Les services de santé sont en crise depuis des années, bien avant la pandémie de COVID-19. Aujourd’hui, les représentants de la bourgeoisie rendent des hommages hypocrites aux soignants. Emmanuel Macron s’est fait récemment une spécialité de ces déclarations pompeuses. La situation était toute différente avant le 16 mars. La répression et le mépris étaient les seules réponses aux luttes des soignants contre les politiques d’austérité qui détruisaient l’hôpital public. L’impact des coupes budgétaires s’est particulièrement fait sentir dans les zones éloignées des grands centres urbains. C’est le cas des trois soignants (V., F. et N.) que nous avons interviewés ici. Tous trois travaillent en effet dans des structures hospitalières ou des EHPAD du Vaucluse. La situation qu’ils décrivent ne sera pas réglée par les promesses vides du gouvernement. L’hôpital public reste en effet une des cibles des politiques d’austérité, qui visent à faire payer la crise du capitalisme aux travailleurs et aux jeunes. La santé est devenue aujourd’hui un « luxe » pour les capitalistes, qui la soumettent à des impératifs purement comptables.

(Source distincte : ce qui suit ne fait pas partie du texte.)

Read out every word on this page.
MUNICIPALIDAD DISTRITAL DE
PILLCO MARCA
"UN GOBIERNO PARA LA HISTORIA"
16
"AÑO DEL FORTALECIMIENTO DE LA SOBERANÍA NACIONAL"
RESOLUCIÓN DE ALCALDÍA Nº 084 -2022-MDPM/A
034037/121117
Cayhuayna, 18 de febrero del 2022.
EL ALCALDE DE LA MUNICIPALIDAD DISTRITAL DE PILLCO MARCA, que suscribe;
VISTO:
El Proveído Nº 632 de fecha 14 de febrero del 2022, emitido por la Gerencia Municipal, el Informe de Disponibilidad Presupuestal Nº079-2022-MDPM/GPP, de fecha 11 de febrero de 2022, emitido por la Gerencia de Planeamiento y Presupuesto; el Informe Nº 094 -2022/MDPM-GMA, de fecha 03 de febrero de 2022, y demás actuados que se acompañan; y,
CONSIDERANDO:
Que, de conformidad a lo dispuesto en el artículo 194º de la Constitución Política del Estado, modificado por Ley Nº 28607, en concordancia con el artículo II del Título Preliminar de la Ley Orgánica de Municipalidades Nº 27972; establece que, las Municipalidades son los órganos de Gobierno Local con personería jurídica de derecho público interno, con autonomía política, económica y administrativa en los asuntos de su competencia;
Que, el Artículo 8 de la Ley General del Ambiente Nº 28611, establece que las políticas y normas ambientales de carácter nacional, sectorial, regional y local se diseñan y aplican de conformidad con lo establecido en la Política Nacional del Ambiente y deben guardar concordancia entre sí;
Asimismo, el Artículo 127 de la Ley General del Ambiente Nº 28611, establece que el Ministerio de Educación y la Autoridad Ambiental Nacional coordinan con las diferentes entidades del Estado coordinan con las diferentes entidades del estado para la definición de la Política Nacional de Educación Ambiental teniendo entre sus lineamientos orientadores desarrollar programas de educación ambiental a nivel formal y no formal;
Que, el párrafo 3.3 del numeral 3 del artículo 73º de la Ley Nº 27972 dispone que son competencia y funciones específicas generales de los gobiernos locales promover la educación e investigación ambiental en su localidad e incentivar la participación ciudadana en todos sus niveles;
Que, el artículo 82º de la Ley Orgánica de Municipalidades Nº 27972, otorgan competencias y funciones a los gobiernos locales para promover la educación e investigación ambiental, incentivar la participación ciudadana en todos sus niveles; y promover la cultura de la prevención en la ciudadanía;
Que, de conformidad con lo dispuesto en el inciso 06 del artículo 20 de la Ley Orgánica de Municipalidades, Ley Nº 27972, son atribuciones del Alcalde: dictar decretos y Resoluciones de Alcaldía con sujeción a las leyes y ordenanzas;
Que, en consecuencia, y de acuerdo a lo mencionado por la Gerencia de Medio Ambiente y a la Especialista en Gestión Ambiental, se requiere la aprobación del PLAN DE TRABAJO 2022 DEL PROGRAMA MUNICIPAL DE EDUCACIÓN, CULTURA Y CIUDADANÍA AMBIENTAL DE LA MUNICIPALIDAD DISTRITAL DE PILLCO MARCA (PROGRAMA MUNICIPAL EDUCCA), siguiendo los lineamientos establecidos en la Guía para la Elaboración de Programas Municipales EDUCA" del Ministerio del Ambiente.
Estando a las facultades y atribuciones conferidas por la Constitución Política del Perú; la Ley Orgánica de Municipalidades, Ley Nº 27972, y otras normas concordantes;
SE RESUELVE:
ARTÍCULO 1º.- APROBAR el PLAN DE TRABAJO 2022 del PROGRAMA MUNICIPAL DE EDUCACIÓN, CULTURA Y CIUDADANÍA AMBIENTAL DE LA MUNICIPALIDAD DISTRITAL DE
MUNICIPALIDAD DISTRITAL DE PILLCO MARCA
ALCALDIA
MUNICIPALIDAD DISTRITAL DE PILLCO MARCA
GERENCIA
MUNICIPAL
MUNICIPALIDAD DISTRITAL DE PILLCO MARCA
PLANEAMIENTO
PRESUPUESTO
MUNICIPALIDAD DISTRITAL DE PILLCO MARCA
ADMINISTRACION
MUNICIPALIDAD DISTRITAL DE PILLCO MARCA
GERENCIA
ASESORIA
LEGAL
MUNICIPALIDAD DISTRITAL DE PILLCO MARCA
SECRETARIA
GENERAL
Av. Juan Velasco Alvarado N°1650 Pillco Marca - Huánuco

Révolution : Quelle est la relation avec la hiérarchie et à quoi ressemble sa gestion ?
V : Ça a évolué depuis que je travaille. Avant, la hiérarchie n’était pas autant « morcelée », maintenant il y a des cadres pour tout. C’est aberrant. L’administratif prime, et on nous fait croire qu’on participe. Mais ils n’ont aucune obligation : on est juste des pions.
F : Ils « calculent » en combien de temps, selon eux, on doit faire une tâche, et on est contrôlé sur celui-ci. Il y en a plein, de ces mesures… pour qu’ils puissent rentrer tout ça dans un tableau Excel ! Ils fonctionnent dans une logique d’économiser le plus possible, en rognant partout.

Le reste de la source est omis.